The location of the picture, perhaps on a bridge, is not given. It appears that the little girl, Mabel, has won first prize in a merchants parade of some sort on Dominion Day in 1922 (the holiday name changed to Canada Day in 1985).
“Mabel, whose family lived on Victoria Drive at the time, was a student at Laura Secord School,” Carpenter said in the email. “She excelled in ballet and performed at the Orpheum as well as taking business-studies courses before leaving in 1937 for a round-trip holiday to her relatives in England just before WWII.
“While there (in Surrey, England), Mabel met and married my Dad: Cyril Carpenter, in 1939, but due to the war, and later having a child…me…she never returned to Vancouver but always yearned so much to do so.”
Carpenter went on to say that Mabel’s father, his grandfather, was Frank William Clark-Jones, a well-known bike racer at the time who later ran a bike shop somewhere on Broadway.

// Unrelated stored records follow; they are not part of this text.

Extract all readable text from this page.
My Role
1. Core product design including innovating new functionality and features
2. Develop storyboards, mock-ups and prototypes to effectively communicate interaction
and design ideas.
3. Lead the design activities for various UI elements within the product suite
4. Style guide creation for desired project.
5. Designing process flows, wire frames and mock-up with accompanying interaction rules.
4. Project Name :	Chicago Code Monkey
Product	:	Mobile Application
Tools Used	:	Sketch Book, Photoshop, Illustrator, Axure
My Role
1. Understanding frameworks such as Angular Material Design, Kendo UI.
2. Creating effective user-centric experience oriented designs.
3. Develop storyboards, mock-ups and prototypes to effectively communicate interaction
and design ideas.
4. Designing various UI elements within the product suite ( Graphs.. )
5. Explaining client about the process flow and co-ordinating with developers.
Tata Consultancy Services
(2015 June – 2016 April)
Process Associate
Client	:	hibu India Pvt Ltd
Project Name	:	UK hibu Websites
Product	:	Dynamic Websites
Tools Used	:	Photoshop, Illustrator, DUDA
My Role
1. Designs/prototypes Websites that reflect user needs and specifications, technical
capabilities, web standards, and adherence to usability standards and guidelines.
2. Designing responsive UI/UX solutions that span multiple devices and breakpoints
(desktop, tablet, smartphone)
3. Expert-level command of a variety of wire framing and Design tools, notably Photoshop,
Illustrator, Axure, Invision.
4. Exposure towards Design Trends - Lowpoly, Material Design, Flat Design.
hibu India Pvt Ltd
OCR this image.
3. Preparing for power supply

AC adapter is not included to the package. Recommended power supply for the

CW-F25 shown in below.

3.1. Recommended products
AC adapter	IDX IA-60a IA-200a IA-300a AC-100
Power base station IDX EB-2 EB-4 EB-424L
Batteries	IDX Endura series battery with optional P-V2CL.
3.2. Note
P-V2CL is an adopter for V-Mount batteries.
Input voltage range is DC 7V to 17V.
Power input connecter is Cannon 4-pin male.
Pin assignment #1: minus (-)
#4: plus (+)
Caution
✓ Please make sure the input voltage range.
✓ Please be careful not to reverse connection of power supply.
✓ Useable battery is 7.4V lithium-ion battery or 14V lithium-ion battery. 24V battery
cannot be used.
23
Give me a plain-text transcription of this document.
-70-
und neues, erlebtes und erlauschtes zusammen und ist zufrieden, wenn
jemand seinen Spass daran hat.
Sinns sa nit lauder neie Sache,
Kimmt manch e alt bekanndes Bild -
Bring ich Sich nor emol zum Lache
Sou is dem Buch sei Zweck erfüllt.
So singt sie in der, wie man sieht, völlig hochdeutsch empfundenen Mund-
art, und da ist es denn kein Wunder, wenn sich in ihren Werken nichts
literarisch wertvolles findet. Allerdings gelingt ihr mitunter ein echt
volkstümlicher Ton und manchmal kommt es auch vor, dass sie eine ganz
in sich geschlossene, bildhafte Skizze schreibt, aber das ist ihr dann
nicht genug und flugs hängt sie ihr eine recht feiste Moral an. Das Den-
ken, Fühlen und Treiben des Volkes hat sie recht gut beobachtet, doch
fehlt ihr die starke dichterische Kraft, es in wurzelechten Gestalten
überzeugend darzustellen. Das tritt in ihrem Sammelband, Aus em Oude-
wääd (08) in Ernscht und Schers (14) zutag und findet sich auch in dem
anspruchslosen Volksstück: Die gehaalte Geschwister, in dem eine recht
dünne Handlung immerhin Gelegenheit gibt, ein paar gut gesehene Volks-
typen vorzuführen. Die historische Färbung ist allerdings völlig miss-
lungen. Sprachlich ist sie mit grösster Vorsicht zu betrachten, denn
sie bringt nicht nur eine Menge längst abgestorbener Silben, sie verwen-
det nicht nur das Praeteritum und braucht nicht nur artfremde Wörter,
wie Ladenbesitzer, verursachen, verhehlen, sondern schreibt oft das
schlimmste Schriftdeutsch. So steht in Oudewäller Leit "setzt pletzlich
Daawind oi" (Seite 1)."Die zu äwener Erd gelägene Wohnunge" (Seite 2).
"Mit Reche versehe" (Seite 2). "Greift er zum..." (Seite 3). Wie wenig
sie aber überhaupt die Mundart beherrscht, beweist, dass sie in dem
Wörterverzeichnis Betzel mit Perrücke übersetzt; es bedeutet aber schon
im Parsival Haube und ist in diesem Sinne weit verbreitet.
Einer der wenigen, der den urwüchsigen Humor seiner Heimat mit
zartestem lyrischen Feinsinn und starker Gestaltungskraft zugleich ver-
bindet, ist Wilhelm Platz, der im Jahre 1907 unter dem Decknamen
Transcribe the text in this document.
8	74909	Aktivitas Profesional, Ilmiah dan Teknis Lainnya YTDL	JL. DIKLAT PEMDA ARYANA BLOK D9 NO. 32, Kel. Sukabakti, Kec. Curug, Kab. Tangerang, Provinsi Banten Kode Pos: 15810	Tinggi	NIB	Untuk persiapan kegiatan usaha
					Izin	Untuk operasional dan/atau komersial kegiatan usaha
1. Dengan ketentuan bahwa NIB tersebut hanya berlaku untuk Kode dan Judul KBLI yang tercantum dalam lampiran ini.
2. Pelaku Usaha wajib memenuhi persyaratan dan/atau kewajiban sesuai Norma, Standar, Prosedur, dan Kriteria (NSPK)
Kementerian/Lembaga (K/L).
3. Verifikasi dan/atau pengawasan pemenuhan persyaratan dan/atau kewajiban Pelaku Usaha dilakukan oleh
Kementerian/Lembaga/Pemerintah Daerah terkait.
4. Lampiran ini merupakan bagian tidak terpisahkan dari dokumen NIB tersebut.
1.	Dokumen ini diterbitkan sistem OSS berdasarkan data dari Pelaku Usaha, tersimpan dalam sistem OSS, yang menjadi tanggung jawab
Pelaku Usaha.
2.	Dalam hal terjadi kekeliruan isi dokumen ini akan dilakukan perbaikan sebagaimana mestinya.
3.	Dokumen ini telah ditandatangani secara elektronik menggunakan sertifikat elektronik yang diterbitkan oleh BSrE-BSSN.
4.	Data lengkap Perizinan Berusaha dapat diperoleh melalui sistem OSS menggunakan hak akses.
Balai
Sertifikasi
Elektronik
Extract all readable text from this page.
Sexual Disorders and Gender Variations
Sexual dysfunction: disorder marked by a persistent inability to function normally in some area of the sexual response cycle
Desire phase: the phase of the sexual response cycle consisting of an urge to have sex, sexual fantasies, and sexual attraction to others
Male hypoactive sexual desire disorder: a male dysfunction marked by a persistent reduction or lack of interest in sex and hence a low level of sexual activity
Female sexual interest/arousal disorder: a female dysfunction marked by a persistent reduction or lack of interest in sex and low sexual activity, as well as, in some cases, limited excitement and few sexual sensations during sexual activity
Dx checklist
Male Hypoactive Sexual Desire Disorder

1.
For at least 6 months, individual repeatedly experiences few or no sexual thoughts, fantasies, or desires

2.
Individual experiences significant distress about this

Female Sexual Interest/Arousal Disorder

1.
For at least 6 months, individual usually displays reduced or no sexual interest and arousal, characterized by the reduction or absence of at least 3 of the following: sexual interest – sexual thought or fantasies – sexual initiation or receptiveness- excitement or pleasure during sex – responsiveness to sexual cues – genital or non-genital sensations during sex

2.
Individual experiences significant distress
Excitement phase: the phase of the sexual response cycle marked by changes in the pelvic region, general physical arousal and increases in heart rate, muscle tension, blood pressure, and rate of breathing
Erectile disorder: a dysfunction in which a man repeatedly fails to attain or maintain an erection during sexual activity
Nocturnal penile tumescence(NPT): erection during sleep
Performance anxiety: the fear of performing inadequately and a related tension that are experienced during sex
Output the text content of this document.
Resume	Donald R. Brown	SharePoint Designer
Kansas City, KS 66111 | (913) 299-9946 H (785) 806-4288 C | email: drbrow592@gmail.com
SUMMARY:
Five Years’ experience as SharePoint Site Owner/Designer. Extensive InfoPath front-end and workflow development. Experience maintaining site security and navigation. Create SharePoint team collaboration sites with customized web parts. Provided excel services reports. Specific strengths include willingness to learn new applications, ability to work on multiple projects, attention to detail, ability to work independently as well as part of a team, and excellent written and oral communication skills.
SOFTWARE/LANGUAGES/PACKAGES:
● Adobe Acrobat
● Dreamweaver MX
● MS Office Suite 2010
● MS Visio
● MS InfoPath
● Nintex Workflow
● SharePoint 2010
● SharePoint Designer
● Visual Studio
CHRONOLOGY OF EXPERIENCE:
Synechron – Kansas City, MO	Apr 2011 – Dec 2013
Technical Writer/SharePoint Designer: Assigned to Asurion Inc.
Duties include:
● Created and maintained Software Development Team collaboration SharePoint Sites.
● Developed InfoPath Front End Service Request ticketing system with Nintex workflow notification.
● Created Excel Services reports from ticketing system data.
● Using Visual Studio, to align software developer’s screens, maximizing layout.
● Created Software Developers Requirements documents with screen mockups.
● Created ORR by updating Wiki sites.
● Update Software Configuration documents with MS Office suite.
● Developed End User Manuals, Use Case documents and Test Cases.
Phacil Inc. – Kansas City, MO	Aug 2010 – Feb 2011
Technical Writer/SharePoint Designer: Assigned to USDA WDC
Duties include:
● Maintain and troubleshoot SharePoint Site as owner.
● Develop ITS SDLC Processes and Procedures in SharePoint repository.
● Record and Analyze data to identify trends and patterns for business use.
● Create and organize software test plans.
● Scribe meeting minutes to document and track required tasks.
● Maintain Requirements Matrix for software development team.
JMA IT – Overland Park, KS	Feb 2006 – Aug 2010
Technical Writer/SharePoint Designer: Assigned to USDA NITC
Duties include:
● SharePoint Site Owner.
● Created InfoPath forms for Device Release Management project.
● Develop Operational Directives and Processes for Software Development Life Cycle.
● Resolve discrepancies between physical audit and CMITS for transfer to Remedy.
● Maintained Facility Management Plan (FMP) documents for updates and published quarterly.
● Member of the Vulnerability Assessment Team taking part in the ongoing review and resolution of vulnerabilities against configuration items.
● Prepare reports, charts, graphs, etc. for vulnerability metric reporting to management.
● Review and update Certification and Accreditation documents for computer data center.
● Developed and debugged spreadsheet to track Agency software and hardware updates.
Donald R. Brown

“It has been my good fortune to have been brought up learning about and loving Vancouver,” Carpenter continued in the email, “and I have been privileged to have visited the city and met my relatives, including the aforementioned bike racer, my late Grandad, a number of times.”
He said that he originally thought the photo was taken by someone with the Sun or Province newspapers of the day but now believes that it was the product of an “entrepreneurial photographer at the event”.
Carpenter ended on a celebretory yet wistful note: “As you know better than I, Vancouver is a wonderful city, in a beautiful location, and in truth I have always felt it to be my second home. It is a city about which I feel very sentimental, and, in a way, that is why I hope that you may wish to publish this ‘pretty picture of a little girl from long ago’.”